Roya Hakakian
Visit the author's website at www.royahakakian.com.
Roya Hakakian is a fellow at Yale University's Whitney Humanities Center. Having come to the United States in May 1985 on political asylum, she serves on the board of Refugees International and is a founding member of the Iran Human Rights Documentation Center. Her memoir of growing up a Jewish teenager in post-revolutionary Iran, JOURNEY FROM THE LAND OF NO: A Girlhood Caught in Revolutionary Iran, was a Publishers Weekly Best Book of the Year, Elle Magazine's Best Nonfiction Book of 2004, a Barnes & Noble Pick of the Week, and a Ms. Magazine Must Read of the Summer. It also received the Persian Heritage Foundation's 2006 Book Award and the Connecticut Center for the Book's Best Memoir of 2005. It has been published in translation in the Netherlands, Spain, and Germany.

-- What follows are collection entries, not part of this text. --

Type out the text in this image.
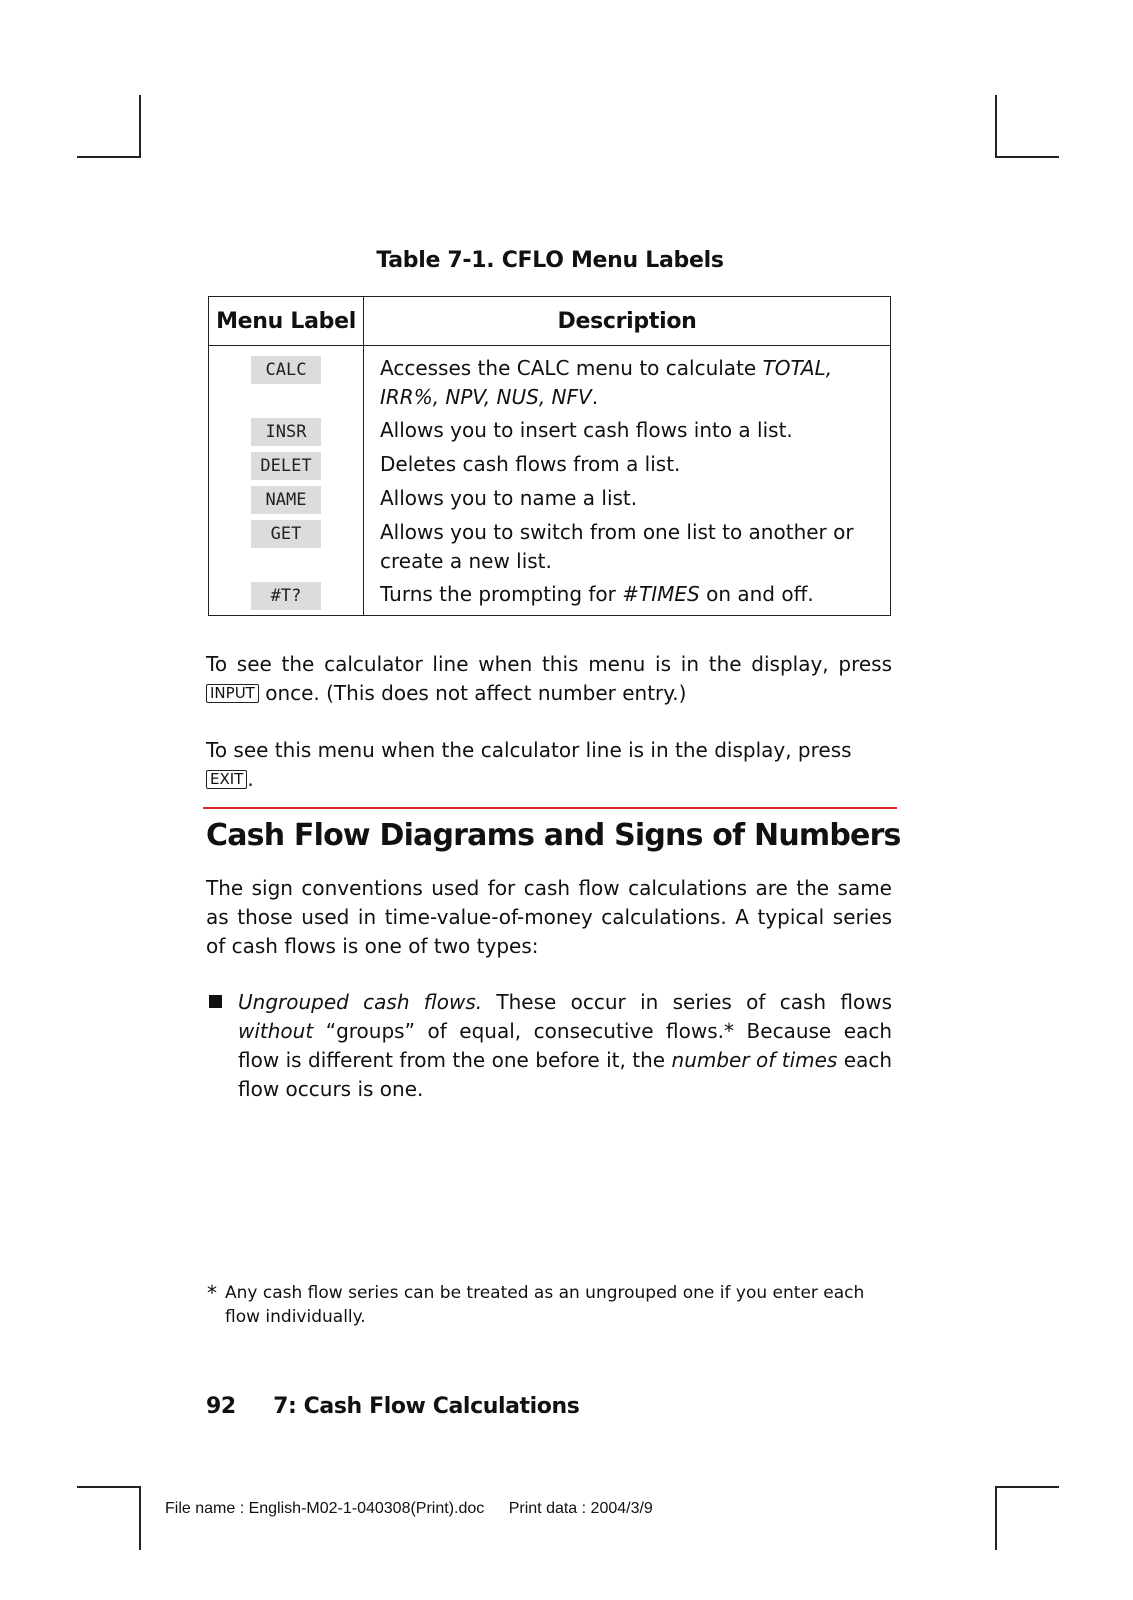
Table 7-1. CFLO Menu Labels
Menu Label	Description
CALC	Accesses the CALC menu to calculate TOTAL, IRR%, NPV, NUS, NFV.
INSR	Allows you to insert cash flows into a list.
DELET	Deletes cash flows from a list.
NAME	Allows you to name a list.
GET	Allows you to switch from one list to another or create a new list.
#T?	Turns the prompting for #TIMES on and off.
To see the calculator line when this menu is in the display, press INPUT once. (This does not affect number entry.)
To see this menu when the calculator line is in the display, press EXIT .
Cash Flow Diagrams and Signs of Numbers
The sign conventions used for cash flow calculations are the same as those used in time-value-of-money calculations. A typical series of cash flows is one of two types:
Ungrouped cash flows. These occur in series of cash flows without “groups” of equal, consecutive flows.* Because each flow is different from the one before it, the number of times each flow occurs is one.
* Any cash flow series can be treated as an ungrouped one if you enter each flow individually.
92 7: Cash Flow Calculations
File name : English-M02-1-040308(Print).doc Print data : 2004/3/9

Her opinion columns, essays, and reviews are published in the New York Times, the Washington Post, the Wall Street Journal, and other periodicals. She is also a contributor to the Weekend Edition of NPR's "All Things Considered." She has collaborated on over a dozen hours of programming for leading journalism units on network television, including 60 Minutes and ABC Documentary Specials with the late Peter Jennings, and also on A&E, Discovery, and The Learning Channel. Commissioned by UNICEF, her recent film, "Armed and Innocent," on the subject of the involvement of underage children in wars around the world, was a nominee for best short documentary at the Hollywood Film Festival.
She speaks on the subject of the Middle East and human rights and has appeared on ABC Evening News, CSPAN-Book TV, CNN International, CBS Early Show, and Now with Bill Moyers.